This subject is relevant to several fields, including (but not limited to) civil, thermal, mechanical and chemical engineering. The project will concentrate on the elaboration of a general computational (CFD) platform.
Most of existing models for the evaluation of heat loss from buildings or industrial plants in cross flow (horizontal wind) are based on empirical correlations and simplified relationships (generally applicable to the case of a single building or power unit). Given the diversity and rich spectrum of circumstances in which multiple buoyant plumes generated by a discrete set of buildings (or heat sources in a power plant) can interact with a cross flow, generalizations are rather difficult and such correlations can be used for first hand calculations only.With this project, we propose an investigation into the complexity of such dynamics over a wide spectrum of conditions (many situations are possible in principle depending on the specific case considered, namely, the distribution in space of heat sources and the properties of the “external” flow). The “receiving” ambient can be characterized by its temperature distribution, velocity profile and boundary conditions, which are not “unique”. The temperature may be constant, display a stable thermal stratification, or even an unstable distribution (leading to the onset of massive thermal convection). In terms of velocity, similarly, the ambient may be in stagnant conditions or support a uniform or sheared flow, which, in turn, can be laminar or turbulent.
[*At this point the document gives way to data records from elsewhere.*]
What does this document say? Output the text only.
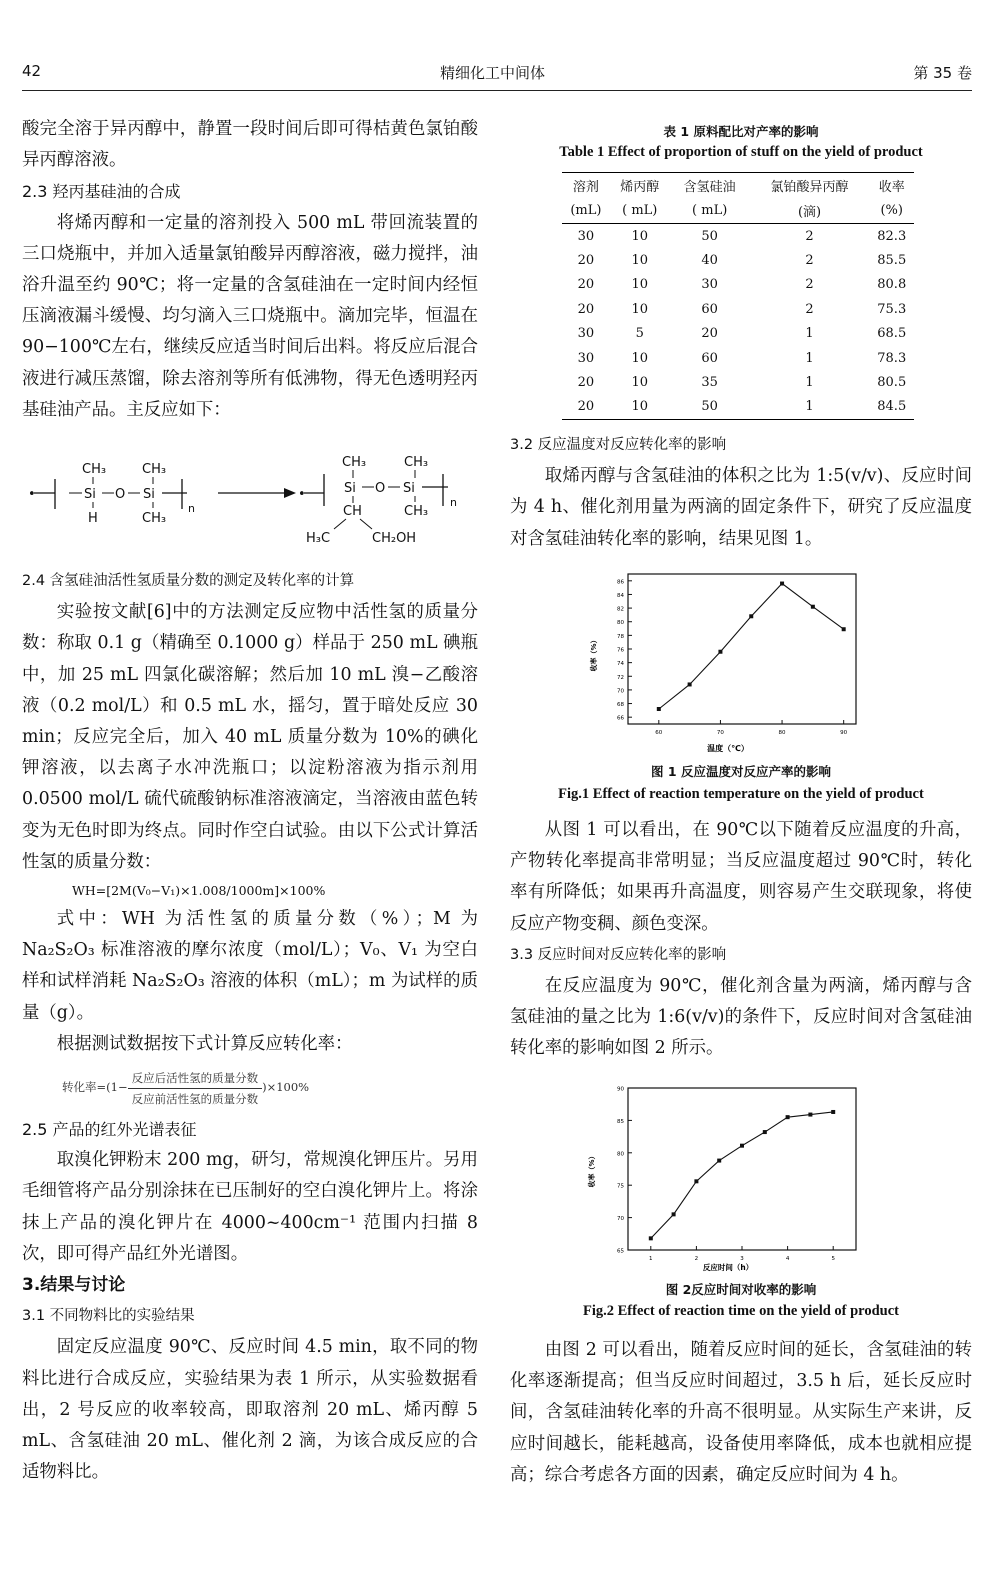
42	精细化工中间体	第 35 卷

酸完全溶于异丙醇中，静置一段时间后即可得桔黄色氯铂酸异丙醇溶液。

2.3 羟丙基硅油的合成

将烯丙醇和一定量的溶剂投入 500 mL 带回流装置的三口烧瓶中，并加入适量氯铂酸异丙醇溶液，磁力搅拌，油浴升温至约 90℃；将一定量的含氢硅油在一定时间内经恒压滴液漏斗缓慢、均匀滴入三口烧瓶中。滴加完毕，恒温在 90−100℃左右，继续反应适当时间后出料。将反应后混合液进行减压蒸馏，除去溶剂等所有低沸物，得无色透明羟丙基硅油产品。主反应如下：

•
CH₃
Si O
H
CH₃
Si
CH₃
n
•
CH₃
Si O
CH₃
Si
n
CH₃
CH
H₃C	CH₂OH

2.4 含氢硅油活性氢质量分数的测定及转化率的计算

实验按文献[6]中的方法测定反应物中活性氢的质量分数：称取 0.1 g（精确至 0.1000 g）样品于 250 mL 碘瓶中，加 25 mL 四氯化碳溶解；然后加 10 mL 溴−乙酸溶液（0.2 mol/L）和 0.5 mL 水，摇匀，置于暗处反应 30 min；反应完全后，加入 40 mL 质量分数为 10%的碘化钾溶液，以去离子水冲洗瓶口；以淀粉溶液为指示剂用 0.0500 mol/L 硫代硫酸钠标准溶液滴定，当溶液由蓝色转变为无色时即为终点。同时作空白试验。由以下公式计算活性氢的质量分数：

WH=[2M(V₀−V₁)×1.008/1000m]×100%

式中：WH 为活性氢的质量分数（%）；M 为 Na₂S₂O₃ 标准溶液的摩尔浓度（mol/L）；V₀、V₁ 为空白样和试样消耗 Na₂S₂O₃ 溶液的体积（mL）；m 为试样的质量（g）。

根据测试数据按下式计算反应转化率：

转化率$=(1- \frac{\text{反应后活性氢的质量分数}}{\text{反应前活性氢的质量分数}} )\times 100\%$

2.5 产品的红外光谱表征

取溴化钾粉末 200 mg，研匀，常规溴化钾压片。另用毛细管将产品分别涂抹在已压制好的空白溴化钾片上。将涂抹上产品的溴化钾片在 4000~400cm⁻¹ 范围内扫描 8 次，即可得产品红外光谱图。

3.结果与讨论

3.1 不同物料比的实验结果

固定反应温度 90℃、反应时间 4.5 min，取不同的物料比进行合成反应，实验结果为表 1 所示，从实验数据看出，2 号反应的收率较高，即取溶剂 20 mL、烯丙醇 5 mL、含氢硅油 20 mL、催化剂 2 滴，为该合成反应的合适物料比。

表 1 原料配比对产率的影响
Table 1 Effect of proportion of stuff on the yield of product
溶剂	烯丙醇	含氢硅油	氯铂酸异丙醇	收率
(mL)	( mL)	( mL)	(滴)	(%)
30	10	50	2	82.3
20	10	40	2	85.5
20	10	30	2	80.8
20	10	60	2	75.3
30	5	20	1	68.5
30	10	60	1	78.3
20	10	35	1	80.5
20	10	50	1	84.5

3.2 反应温度对反应转化率的影响

取烯丙醇与含氢硅油的体积之比为 1:5(v/v)、反应时间为 4 h、催化剂用量为两滴的固定条件下，研究了反应温度对含氢硅油转化率的影响，结果见图 1。

66
68
70
72
74
76
78
80
82
84
86
60	70	80	90
温度（℃）
收率（%）
图 1 反应温度对反应产率的影响
Fig.1 Effect of reaction temperature on the yield of product

从图 1 可以看出，在 90℃以下随着反应温度的升高，产物转化率提高非常明显；当反应温度超过 90℃时，转化率有所降低；如果再升高温度，则容易产生交联现象，将使反应产物变稠、颜色变深。

3.3 反应时间对反应转化率的影响

在反应温度为 90℃，催化剂含量为两滴，烯丙醇与含氢硅油的量之比为 1:6(v/v)的条件下，反应时间对含氢硅油转化率的影响如图 2 所示。

65
70
75
80
85
90
1	2	3	4	5
反应时间（h）
收率（%）
图 2反应时间对收率的影响
Fig.2 Effect of reaction time on the yield of product

由图 2 可以看出，随着反应时间的延长，含氢硅油的转化率逐渐提高；但当反应时间超过，3.5 h 后，延长反应时间，含氢硅油转化率的升高不很明显。从实际生产来讲，反应时间越长，能耗越高，设备使用率降低，成本也就相应提高；综合考虑各方面的因素，确定反应时间为 4 h。
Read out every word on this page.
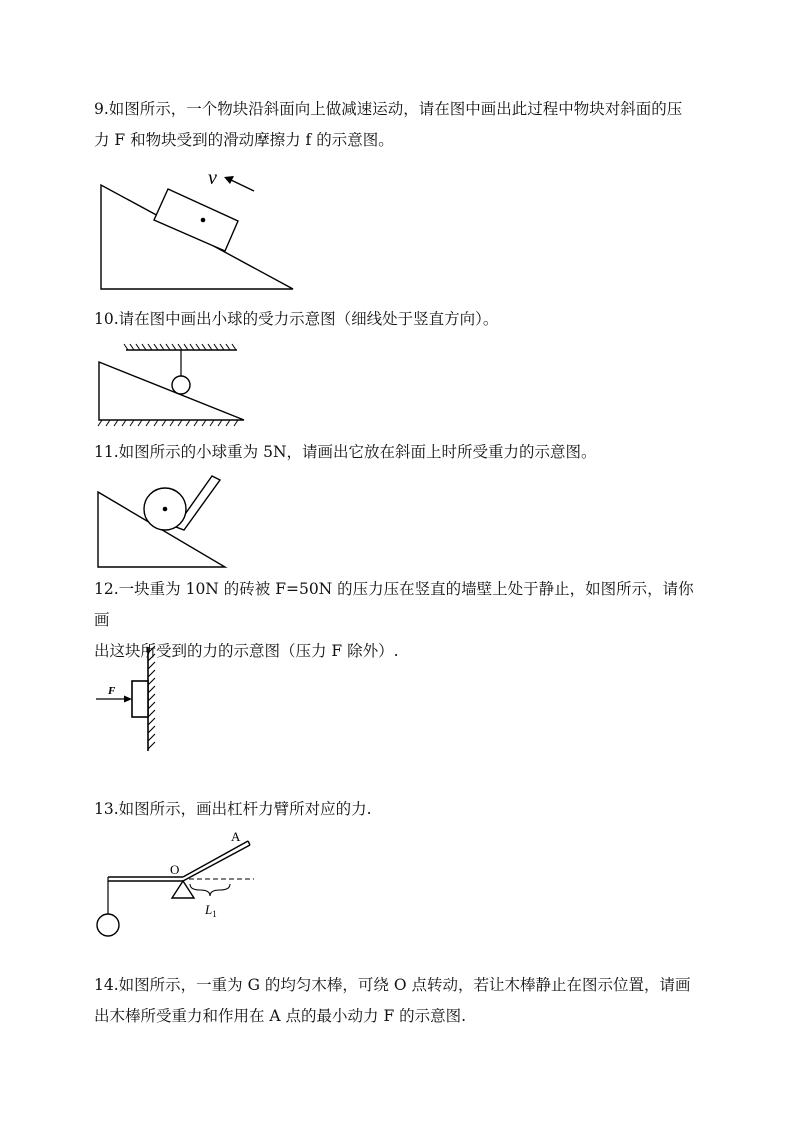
9.如图所示，一个物块沿斜面向上做减速运动，请在图中画出此过程中物块对斜面的压
力 F 和物块受到的滑动摩擦力 f 的示意图。

v

10.请在图中画出小球的受力示意图（细线处于竖直方向）。

11.如图所示的小球重为 5N，请画出它放在斜面上时所受重力的示意图。

12.一块重为 10N 的砖被 F=50N 的压力压在竖直的墙壁上处于静止，如图所示，请你画
出这块所受到的力的示意图（压力 F 除外）.

F

13.如图所示，画出杠杆力臂所对应的力.

A
O
$L_1$

14.如图所示，一重为 G 的均匀木棒，可绕 O 点转动，若让木棒静止在图示位置，请画
出木棒所受重力和作用在 A 点的最小动力 F 的示意图.
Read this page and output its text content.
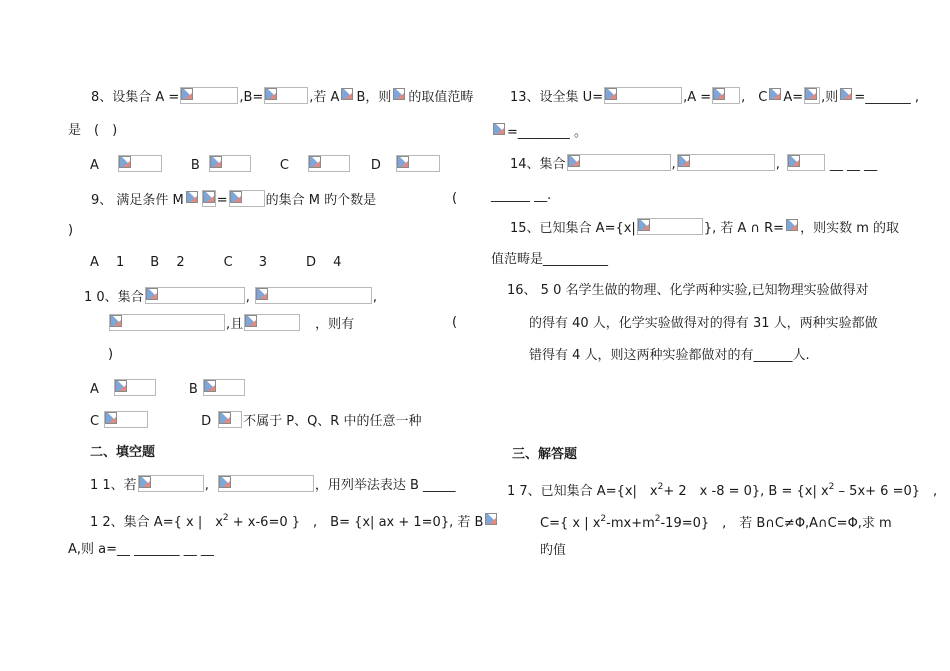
8、设集合 A =	,B=	,若 A B，则 的取值范畴
是　(　)
A	B	C	D
9、 满足条件 M	=	的集合 M 旳个数是	(
)
A　 1　　B　 2　　　C　　3　　　D　 4
1 0、集合	,	,
,且	，则有	(
)
A	B
C	D 不属于 P、Q、R 中的任意一种
二、填空题
1 1、若	,	，用列举法表达 B _____
1 2、集合 A={ x |　$x^2 + x-6=0$ }　,　B= {x| ax + 1=0}, 若 B
A,则 a=__ _______ __ __
13、设全集 U=	,A = ,　C A= ,则 =_______ ,
=________ 。
14、集合	,	,	__ __ __
______ __.
15、已知集合 A={x|	}, 若 A ∩ R= ，则实数 m 的取
值范畴是__________
16、 5 0 名学生做的物理、化学两种实验,已知物理实验做得对
的得有 40 人，化学实验做得对的得有 31 人，两种实验都做
错得有 4 人，则这两种实验都做对的有______人.
三、解答题
1 7、已知集合 A={x|　$x^2+ 2$　x -8 = 0}, B = {x| $x^2 - 5x+ 6 =0$}　,
C={ x | $x^2-mx+m^2-19=0$}　,　若 B∩C≠Φ,A∩C=Φ,求 m
旳值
Moreover, the thermal plumes created by the effects of thermal buoyancy may be steady in mean or completely erratic and apparently unpredictable (plumes can undergo instabilities promoted by the cross flow or thermal buoyancy itself and split into different parts or coalesce and produce large-scale features such as the so-called “heat island effect”). Such dynamics are made even more complex by the occurrence of the so-called “sheltering phenomenon” (given a set of thermal plumes in a crossflow, the leading plume is typically deflected more by the ambient current, while the other (rear) jets are less affected).
Proper analysis of all these effects will require the elaboration of a high-fidelity CFD numerical framework able to predict the effective interplay between localized (thermal) convective features [1,2] and the large-scale flow. This will also require proper assessment, development and implementation of relevant turbulence models, which are generally different with respect to those traditionally used in other contexts (e.g., aerodynamics or hydrodynamics). Starting from relatively simple test cases, the student will progressively consider configurations and problems with an increasing degree of complexity, up to characterizing the complete hierarchy of thermal and fluid-dynamic interactions occurring between the set of buildings (or equivalently the units of an industrial plant) and the environment.
 M. Lappa (2009), “Thermal Convection: Patterns, Evolution and Stability”, 700 pages. - ISBN-13: 978-0-470-69994-2, ISBN-10: 0470699949, John Wiley & Sons, Ltd (2009, Chichester, England).
 M. Lappa (2012), Rotating Thermal Flows in Natural and Industrial Processes, 540 pages., ISBN-13: 978-1-1199-6079-9, ISBN-10: 1119960797, John Wiley & Sons, Ltd (2012, Chichester, England).